Not many people would make a sacrifice like Od’Juan Whitfield.
He’s a military veteran, spending much of 2003 in Kuwait. He was married with a young son and a steady sales job at Interline Brands.
His dysfunctional marriage came to a boiling point Thanksgiving 2006. Another argument, this time with him leaving.
But the Indianapolis native didn’t have friends or family in Jacksonville. He didn’t want to move away from his 5-year old son. All but about $30 of his paychecks each week went to his stay-at-home wife and Od’Juan Jr.
They stayed in their Arlington home. Whitfield stayed on the streets.
Outside the Prime Osborn Convention Center some nights. Other nights on the boardwalk. A night here and there taking shelter in storage units at the Regency Home Depot when he needed to be closer to home.
He’d still see Od’Juan Jr. on weekends. Whitfield would take the bus or walk to the place he paid bills and the two would go Downtown to the Landing or Friendship Park or McDonalds. Never with much more than a few dollars.
Whitfield made it work for a few months, while continuing his job at Interline Brands. He found ways. Like being the first to arrive at the company around 6 a.m., enough time to take a shower and change. People just thought he was dedicated.
He kept his situation private, but eventually people found out and suggested Sulzbacher Center.
He stayed there a couple of months starting in January 2007. Even that was tricky, though. He was still employed and didn’t qualify for programs.
“Here I am making too much money but homeless,” he said. “It was crazy.”
While he managed to still work, his performance wasn’t where it needed to be. He was let go by Interline shortly after he arrived at the homeless center.
He and his wife tried working it out but to no avail. Months later, he was back on the streets.
“I was out again. I was so disappointed with myself. If I had planned it better …,” he said, his voice trailing off.
No job, no paycheck. He couldn’t — and wouldn’t have — paid for his wife anymore.
He was too embarrassed to go back to Sulzbacher. He kept looking for a job, kept sleeping on the streets in familiar haunts.
What money he had from selling his personal items went toward clothes from Goodwill. A Tracfone he calls his “ace.” His time with Od’Juan Jr.
Still, jobs were hard to come by until he heard about Sulzbacher hiring a dorm counselor. Perfect, he thought. He knew what the men who walked through the doors were going through. The staff recognized him, too, but not his secret.
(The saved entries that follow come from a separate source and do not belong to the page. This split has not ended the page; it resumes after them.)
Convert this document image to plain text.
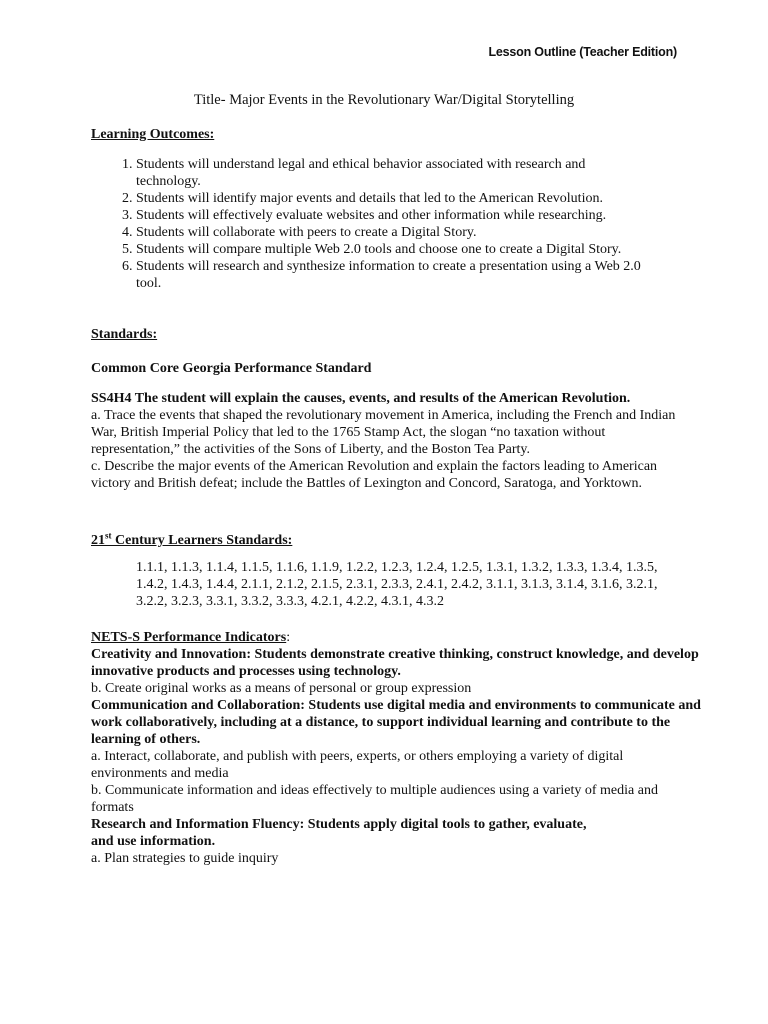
Lesson Outline (Teacher Edition)
Title- Major Events in the Revolutionary War/Digital Storytelling
Learning Outcomes:
1. Students will understand legal and ethical behavior associated with research and technology.
2. Students will identify major events and details that led to the American Revolution.
3. Students will effectively evaluate websites and other information while researching.
4. Students will collaborate with peers to create a Digital Story.
5. Students will compare multiple Web 2.0 tools and choose one to create a Digital Story.
6. Students will research and synthesize information to create a presentation using a Web 2.0 tool.
Standards:
Common Core Georgia Performance Standard

SS4H4 The student will explain the causes, events, and results of the American Revolution.

a. Trace the events that shaped the revolutionary movement in America, including the French and Indian War, British Imperial Policy that led to the 1765 Stamp Act, the slogan “no taxation without representation,” the activities of the Sons of Liberty, and the Boston Tea Party.

c. Describe the major events of the American Revolution and explain the factors leading to American victory and British defeat; include the Battles of Lexington and Concord, Saratoga, and Yorktown.

21st Century Learners Standards:

1.1.1, 1.1.3, 1.1.4, 1.1.5, 1.1.6, 1.1.9, 1.2.2, 1.2.3, 1.2.4, 1.2.5, 1.3.1, 1.3.2, 1.3.3, 1.3.4, 1.3.5, 1.4.2, 1.4.3, 1.4.4, 2.1.1, 2.1.2, 2.1.5, 2.3.1, 2.3.3, 2.4.1, 2.4.2, 3.1.1, 3.1.3, 3.1.4, 3.1.6, 3.2.1, 3.2.2, 3.2.3, 3.3.1, 3.3.2, 3.3.3, 4.2.1, 4.2.2, 4.3.1, 4.3.2

NETS-S Performance Indicators:

Creativity and Innovation: Students demonstrate creative thinking, construct knowledge, and develop innovative products and processes using technology.

b. Create original works as a means of personal or group expression

Communication and Collaboration: Students use digital media and environments to communicate and work collaboratively, including at a distance, to support individual learning and contribute to the learning of others.

a. Interact, collaborate, and publish with peers, experts, or others employing a variety of digital environments and media

b. Communicate information and ideas effectively to multiple audiences using a variety of media and formats

Research and Information Fluency: Students apply digital tools to gather, evaluate,

and use information.

a. Plan strategies to guide inquiry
“They didn’t know I was still homeless again at the time,” he said, able to laugh about it now.
He started the 12-hour weekend shifts in December 2007.
He remembers with that first paycheck he rented a room at the downtrodden motel on the Arlington Expressway.
“It was probably the worst ever, but you couldn’t tell me that,” he said.
He remembers sleeping on top of the covers, but smiling. It was a bed and he was floating.
“It felt so good not having to worry about anyone coming into my space,” he said.
He stayed a couple of weeks there until he found a room at the Beaches, which made the bus trips to Downtown about 21/2 hours. Still, he made it work and the job grew to include the 11 p.m.- 7 a.m. graveyard shifts.
He made it work, eventually renting his own efficiency studio. He was still a big part of his son’s life. He had found a way.
Whitfield went back to school, using his GI Bill to earn a bachelor’s degree in supervision and management.
By 2013, Sulzbacher tapped him as part of its new veterans program in addition to his supervisory roles elsewhere. And last year, Sulzbacher contracted him out to Friends of Hemming Park for social work, guiding people who were on the street like him at one point to services.
Od’Juan Jr. is now 14 and Whitfield has custody. Dad wakes up weekdays at 5 a.m. to take him to Oakleaf High School, where son is a freshman.
They talk about Whitfield’s time on the streets and his sacrifices. He’s honest with his son, letting him hear his story on the homeless speaking circuit or anytime he asks.
It was just the sacrifice he made for him — and ultimately, it worked out.